During the quarter, the company completed internal qualification and began early production of DenseLight 2.5G DFB (distributed feedback) lasers, winning an initial customer order in China for applications in the Passive Optical Network (PON) broadband access network architecture, which is the dominant Fibre-to-the-X (FTTx) network architecture in use today.

POET's CEO Suresh Venkatesan commented: "Revenue in the quarter reflects expanded sales of DenseLight photonic sensors, primarily to existing customers for test & measurement applications.

"Although we are making solid progress on revenue and product expansion within our DenseLight subsidiary, our integration activities intended to establish a commercial foundation for the consolidated company are not without challenges. We have uncovered certain deficiencies in the organisational, functional and operational structure of the fab.

"Importantly, we have already begun to address and remedy these vulnerabilities in order to realise the full value of this business and its related infrastructure. Despite these short-term challenges, we remain highly confident in the potential and unique value proposition that DenseLight represents for its customers and the company alike."

"In terms of progress on the POET technology, we continue to maintain a strong focus on the development and refinement of the integrated opto-electronics engine, which includes the integrated detector.

"As a direct result of the capital raise, we are now able to pursue parallel development paths for our VCSEL design and validation and have taken meaningful steps to accelerate our cycles of learning. Furthermore, we are making selective investments in capital equipment as well as other key capabilities to give us greater control over some of the most time-sensitive aspects the technology development process.

"The previous delays we encountered largely related to epitaxial wafer supply and more recently export license controls were both resolved subsequent to quarter-end, which has enabled us to resume progress toward the production of integrated device prototypes.
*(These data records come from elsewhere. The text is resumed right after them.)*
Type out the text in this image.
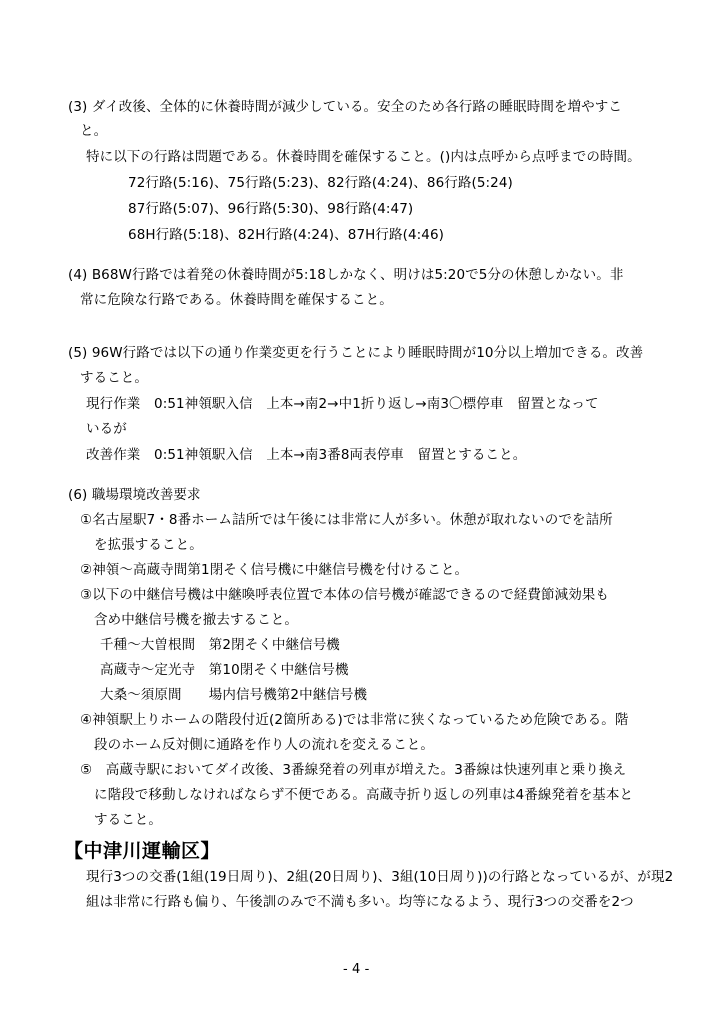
(3) ダイ改後、全体的に休養時間が減少している。安全のため各行路の睡眠時間を増やすこ
と。
特に以下の行路は問題である。休養時間を確保すること。()内は点呼から点呼までの時間。
72行路(5:16)、75行路(5:23)、82行路(4:24)、86行路(5:24)
87行路(5:07)、96行路(5:30)、98行路(4:47)
68H行路(5:18)、82H行路(4:24)、87H行路(4:46)
(4) B68W行路では着発の休養時間が5:18しかなく、明けは5:20で5分の休憩しかない。非
常に危険な行路である。休養時間を確保すること。
(5) 96W行路では以下の通り作業変更を行うことにより睡眠時間が10分以上増加できる。改善
すること。
現行作業　0:51神領駅入信　上本→南2→中1折り返し→南3〇標停車　留置となって
いるが
改善作業　0:51神領駅入信　上本→南3番8両表停車　留置とすること。
(6) 職場環境改善要求
①名古屋駅7・8番ホーム詰所では午後には非常に人が多い。休憩が取れないのでを詰所
を拡張すること。
②神領～高蔵寺間第1閉そく信号機に中継信号機を付けること。
③以下の中継信号機は中継喚呼表位置で本体の信号機が確認できるので経費節減効果も
含め中継信号機を撤去すること。
千種～大曽根間　第2閉そく中継信号機
高蔵寺～定光寺　第10閉そく中継信号機
大桑～須原間　　場内信号機第2中継信号機
④神領駅上りホームの階段付近(2箇所ある)では非常に狭くなっているため危険である。階
段のホーム反対側に通路を作り人の流れを変えること。
⑤　高蔵寺駅においてダイ改後、3番線発着の列車が増えた。3番線は快速列車と乗り換え
に階段で移動しなければならず不便である。高蔵寺折り返しの列車は4番線発着を基本と
すること。
【中津川運輸区】
現行3つの交番(1組(19日周り)、2組(20日周り)、3組(10日周り))の行路となっているが、が現2
組は非常に行路も偏り、午後訓のみで不満も多い。均等になるよう、現行3つの交番を2つ
- 4 -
Although this pre-prototype stage of product development has taken longer than we originally anticipated due to various constraints, we believe we are on the right path to achieve commercialization in 2018."

Business Outlook

The company says it has not been able reconfirm its previously provided guidance to achieve revenue of $2,000,000 in the second half of 2016, primarily as a result of unexpected production delays at its Singapore fab.

The new guidance is for revenue in the range of $1,600,000 to $1,800,000 for the second half of 2016, and depends on closing and shipping multiple orders for sensor products, 2.5G DFB lasers and the timely completion of NRE for key clients. 

Even with the reduced revenue guidance, the company says it has achieved significant quarter on quarter revenue increases and expects that the DenseLight business unit will develop into a robust platform for the commercialisation of POET technology.  The company anticipates continued revenue growth at DenseLight and its intention to reach positive operating cash flow by the first half of 2017.